More generally, for any pair of enantiomers, all of the descriptors are opposite: (R,R) and (S,S) are enantiomers, as are (R,S) and (S,R). Diastereomers have at least one descriptor in common; for example (R,S) and (R,R) are diastereomers, as are (S,R) and (S,S). This holds true also for compounds having more than two stereocenters: if two stereoisomers have at least one descriptor in common, they are diastereomers. If all the descriptors are opposite, they are enantiomers.

A meso compound is an achiral molecule, despite having two or more stereogenic centers. A meso compound is superposable on its mirror image, therefore it reduces the number of stereoisomers predicted by the 2^{n} rule. This occurs because the molecule obtains a plane of symmetry that causes the molecule to rotate around the central carbon–carbon bond. One example is meso-tartaric acid, in which (R,S) is the same as the (S,R) form. In meso compounds the R and S stereocenters occur in symmetrically positioned pairs.

== Relative configuration ==
The relative configuration of two stereoisomers may be denoted by the descriptors R and S with an asterisk (*). (R*,R*) means two centers having identical configurations, (R,R) or (S,S); (R*,S*) means two centers having opposite configurations, (R,S) or (S,R). To begin, the lowest-numbered (according to IUPAC systematic numbering) stereogenic center is given the R* descriptor.

To designate two anomers the relative stereodescriptors alpha (α) and beta (β) are used. In the α anomer the anomeric carbon atom and the reference atom do have opposite configurations (R,S) or (S,R), whereas in the β anomer they are the same (R,R) or (S,S).

== Faces ==

Acetophenone and α-phenylethanol. The H atom has the lowest priority number 4.

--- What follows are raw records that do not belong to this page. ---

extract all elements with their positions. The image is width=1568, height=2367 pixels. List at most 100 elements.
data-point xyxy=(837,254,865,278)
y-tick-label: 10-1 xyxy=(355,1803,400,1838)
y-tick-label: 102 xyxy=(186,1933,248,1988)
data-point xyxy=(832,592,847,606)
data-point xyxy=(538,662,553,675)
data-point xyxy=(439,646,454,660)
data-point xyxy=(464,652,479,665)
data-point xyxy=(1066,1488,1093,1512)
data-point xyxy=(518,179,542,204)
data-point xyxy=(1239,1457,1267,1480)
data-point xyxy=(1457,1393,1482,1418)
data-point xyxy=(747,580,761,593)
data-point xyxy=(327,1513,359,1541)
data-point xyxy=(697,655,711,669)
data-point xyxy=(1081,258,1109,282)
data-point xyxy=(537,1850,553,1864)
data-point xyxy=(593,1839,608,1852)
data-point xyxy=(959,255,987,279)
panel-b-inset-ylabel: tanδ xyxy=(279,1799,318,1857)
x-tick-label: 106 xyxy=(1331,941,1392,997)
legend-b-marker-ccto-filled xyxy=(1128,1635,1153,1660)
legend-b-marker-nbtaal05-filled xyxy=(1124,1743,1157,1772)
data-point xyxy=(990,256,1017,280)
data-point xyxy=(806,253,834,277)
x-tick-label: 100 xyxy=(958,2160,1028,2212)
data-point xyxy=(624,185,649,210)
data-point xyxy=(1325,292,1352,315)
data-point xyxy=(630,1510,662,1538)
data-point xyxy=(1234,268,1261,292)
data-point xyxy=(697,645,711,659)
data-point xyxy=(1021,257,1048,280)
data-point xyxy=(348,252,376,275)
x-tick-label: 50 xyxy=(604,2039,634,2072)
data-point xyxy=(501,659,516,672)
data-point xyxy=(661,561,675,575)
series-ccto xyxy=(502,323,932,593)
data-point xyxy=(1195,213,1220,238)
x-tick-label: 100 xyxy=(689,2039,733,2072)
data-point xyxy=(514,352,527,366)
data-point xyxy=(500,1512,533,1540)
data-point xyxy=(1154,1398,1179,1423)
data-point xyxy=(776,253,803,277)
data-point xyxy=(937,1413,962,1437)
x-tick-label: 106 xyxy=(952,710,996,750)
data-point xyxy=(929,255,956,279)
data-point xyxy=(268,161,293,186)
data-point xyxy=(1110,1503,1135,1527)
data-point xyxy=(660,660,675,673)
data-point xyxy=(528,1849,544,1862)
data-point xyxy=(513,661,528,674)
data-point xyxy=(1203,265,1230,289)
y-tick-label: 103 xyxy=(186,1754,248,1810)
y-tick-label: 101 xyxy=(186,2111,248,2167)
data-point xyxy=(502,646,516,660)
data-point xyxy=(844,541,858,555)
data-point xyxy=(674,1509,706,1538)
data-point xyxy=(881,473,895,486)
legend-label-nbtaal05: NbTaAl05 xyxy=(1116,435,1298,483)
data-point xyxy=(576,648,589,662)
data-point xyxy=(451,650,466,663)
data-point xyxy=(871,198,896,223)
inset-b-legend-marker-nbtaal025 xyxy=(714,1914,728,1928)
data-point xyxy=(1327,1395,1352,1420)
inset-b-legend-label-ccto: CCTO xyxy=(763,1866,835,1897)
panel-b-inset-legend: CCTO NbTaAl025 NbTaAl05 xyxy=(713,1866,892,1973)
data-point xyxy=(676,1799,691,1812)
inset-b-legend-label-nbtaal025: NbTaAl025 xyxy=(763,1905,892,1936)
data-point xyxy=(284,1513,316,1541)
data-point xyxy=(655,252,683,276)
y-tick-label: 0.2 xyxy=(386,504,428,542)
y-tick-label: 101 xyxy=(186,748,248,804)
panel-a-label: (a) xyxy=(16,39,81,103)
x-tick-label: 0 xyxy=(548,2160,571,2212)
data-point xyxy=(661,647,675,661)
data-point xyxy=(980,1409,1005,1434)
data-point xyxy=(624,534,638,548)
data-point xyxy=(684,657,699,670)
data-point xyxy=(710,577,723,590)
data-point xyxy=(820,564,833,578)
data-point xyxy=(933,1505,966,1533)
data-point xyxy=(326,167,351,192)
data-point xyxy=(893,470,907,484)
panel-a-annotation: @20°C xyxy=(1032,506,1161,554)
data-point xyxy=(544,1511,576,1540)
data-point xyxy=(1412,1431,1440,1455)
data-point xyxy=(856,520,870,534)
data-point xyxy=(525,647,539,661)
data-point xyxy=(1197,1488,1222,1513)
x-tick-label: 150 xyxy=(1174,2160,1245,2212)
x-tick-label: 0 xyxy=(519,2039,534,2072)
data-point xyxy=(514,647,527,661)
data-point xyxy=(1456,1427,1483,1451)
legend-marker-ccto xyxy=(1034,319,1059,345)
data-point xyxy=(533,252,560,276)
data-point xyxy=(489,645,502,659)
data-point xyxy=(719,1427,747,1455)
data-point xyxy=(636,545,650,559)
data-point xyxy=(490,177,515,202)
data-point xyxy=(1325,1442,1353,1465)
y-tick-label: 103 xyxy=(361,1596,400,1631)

Stereochemistry also plays a role assigning faces to trigonal molecules such as ketones. A nucleophile in a nucleophilic addition can approach the carbonyl group from two opposite sides or faces. When an achiral nucleophile attacks acetone, both faces are identical and there is only one reaction product. When the nucleophile attacks butanone, the faces are not identical (enantiotopic) and a racemic product results. When the nucleophile is a chiral molecule diastereoisomers are formed. When one face of a molecule is shielded by substituents or geometric constraints compared to the other face the faces are called diastereotopic. The same rules that determine the stereochemistry of a stereocenter (R or S) also apply when assigning the face of a molecular group. The faces are then called the Re-face and Si-face. In the example displayed on the right, the compound acetophenone is viewed from the Re-face. Hydride addition as in a reduction process from this side will form the (S)-enantiomer and attack from the opposite Si-face will give the (R)-enantiomer. However, adding a chemical group to the prochiral center from the Re-face will not always lead to an (S)-stereocenter, as the priority of the chemical group has to be taken into account. That is, the absolute stereochemistry of the product is determined on its own and not by considering which face it was attacked from. In the above-mentioned example, if chloride (Z = 17) were added to the prochiral center from the Re-face, this would result in an (R)-enantiomer.